In the educational process designed for elementary school children and young people, subjects can be guided to three spheres of manifestation of reflective thinking (Davídov et al., 2003, p. 71): the first one is the sphere of thought directed toward task resolution, in which the students, having in mind that reflection is “the orientation of thinking toward itself, its own processes, and products […],” become “aware of the foundations of one’s own actions” through the guiding action of their teacher. During the accomplishment of the learning task, the student is oriented toward the fulfillment of reflective actions on the theoretical way of solving it. The second sphere of reflective thinking action is communication and cooperation, which is present at the moment when, in joint action with other students, the child develops a reflection on his own actions in relation to the actions of his colleagues, in a context of “partners’ mutual understanding.” The third and last sphere of existence of reflective action concerns self-awareness. This happens when young learners exercise their reflective capacity to perceive their own limits and difficulties and establish new learning tasks for their self-development. In these tasks they select the contents and the means to solve it, bearing in mind that self-awareness “needs reflection in self-determination of its inner bearings and its means of demarcating the ‘I’ from the ‘not I’.” The development of reflective capacity through Learning Activity is, therefore, fundamental for students to develop awareness about their limitations and abilities, to understand and to transform the limits of their abilities to face new needs, and to evaluate if these needs are being met or not by the tasks performed.
It is evident, then, that one of the main functions of reflection is to reorient the subjects in relation to their own method of action. The content and meaning of the reorientation role takes place under the following conditions: the first condition is the critical assessment of the reasons for the changes in objective conditions.
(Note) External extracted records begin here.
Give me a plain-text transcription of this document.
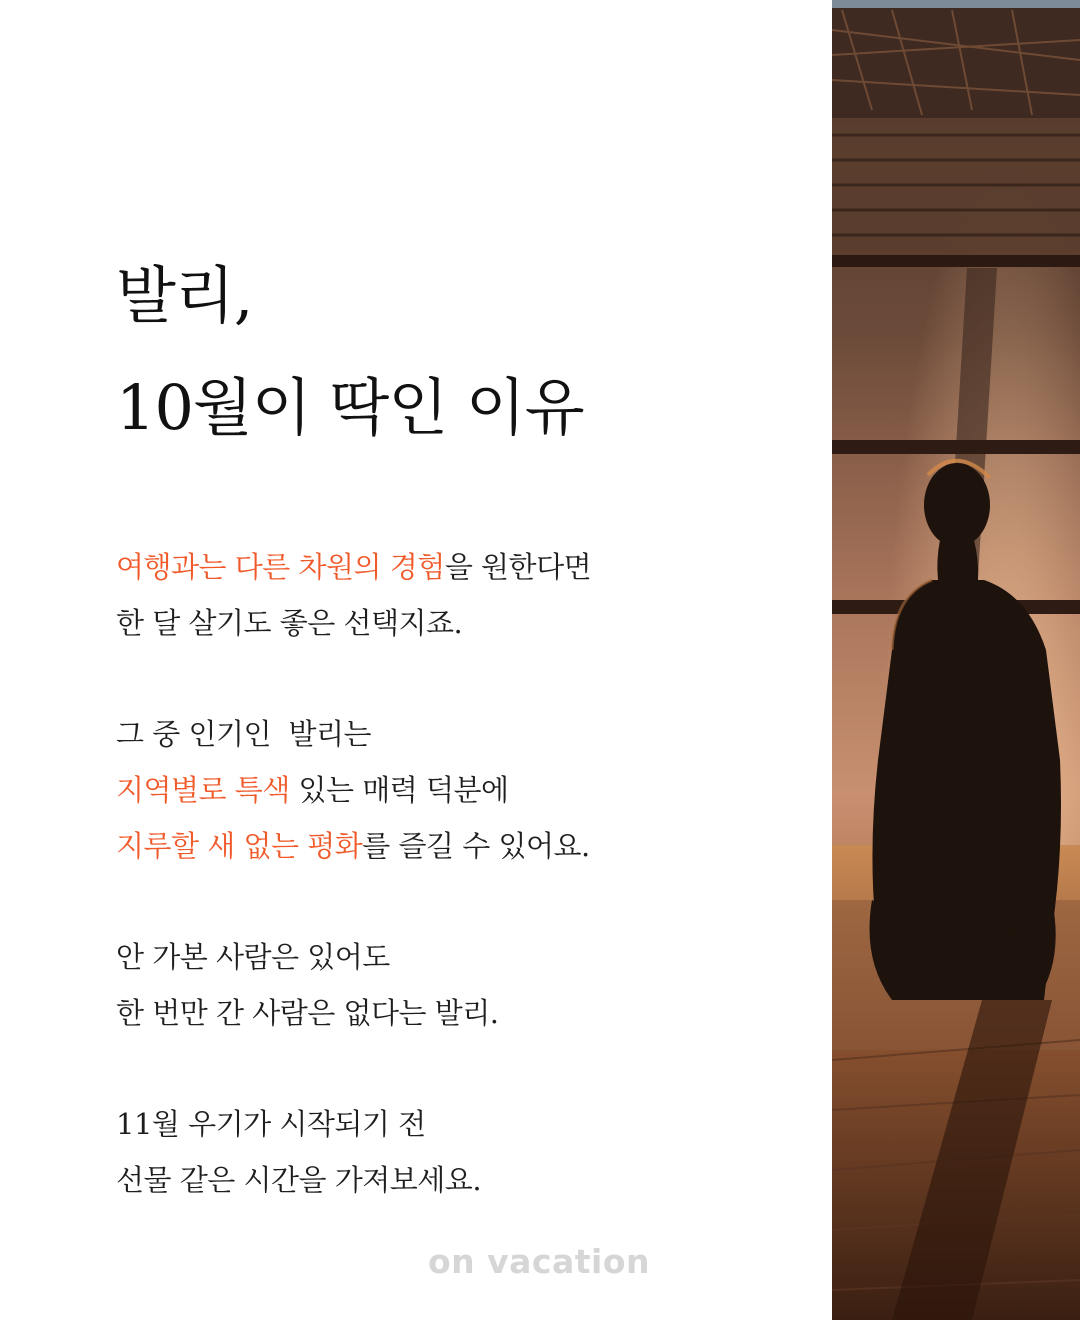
발리,
10월이 딱인 이유

여행과는 다른 차원의 경험을 원한다면
한 달 살기도 좋은 선택지죠.

그 중 인기인  발리는
지역별로 특색 있는 매력 덕분에
지루할 새 없는 평화를 즐길 수 있어요.

안 가본 사람은 있어도
한 번만 간 사람은 없다는 발리.

11월 우기가 시작되기 전
선물 같은 시간을 가져보세요.

on vacation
These objective conditions are taken as the causes of changes in their own actions, and as the review or confirmation of their worldviews, or subjective positions; the second condition refers to adaptations or adjustments in plans and intended purposes according to changes in the conditions of action; the third is the critical evaluation of the actions to verify if they still correspond to all the objective questions of a problem, that is, to its immediate results and future consequences, following each movement of the development and the logical triggering of the actions; and, finally, there is a critical examination of the full content of their method of action as a method for solving a particular set of problems (Magkaev, 2018).
When reflection is part of a problem-solving situation, it participates in the establishment of interconnected analysis and planning actions for the fulfillment of the learning task. Reflection also monitors the movement of the situation that sets in motion the transforming process of the object of study. It also controls, evaluates, and directs the movement of the subjects of activity in the given situational context. In other words, reflection is the capacity that the student uses to “achieve an effective understanding of the sense and goal of their activity” (Magkaev, 2018, p. 309).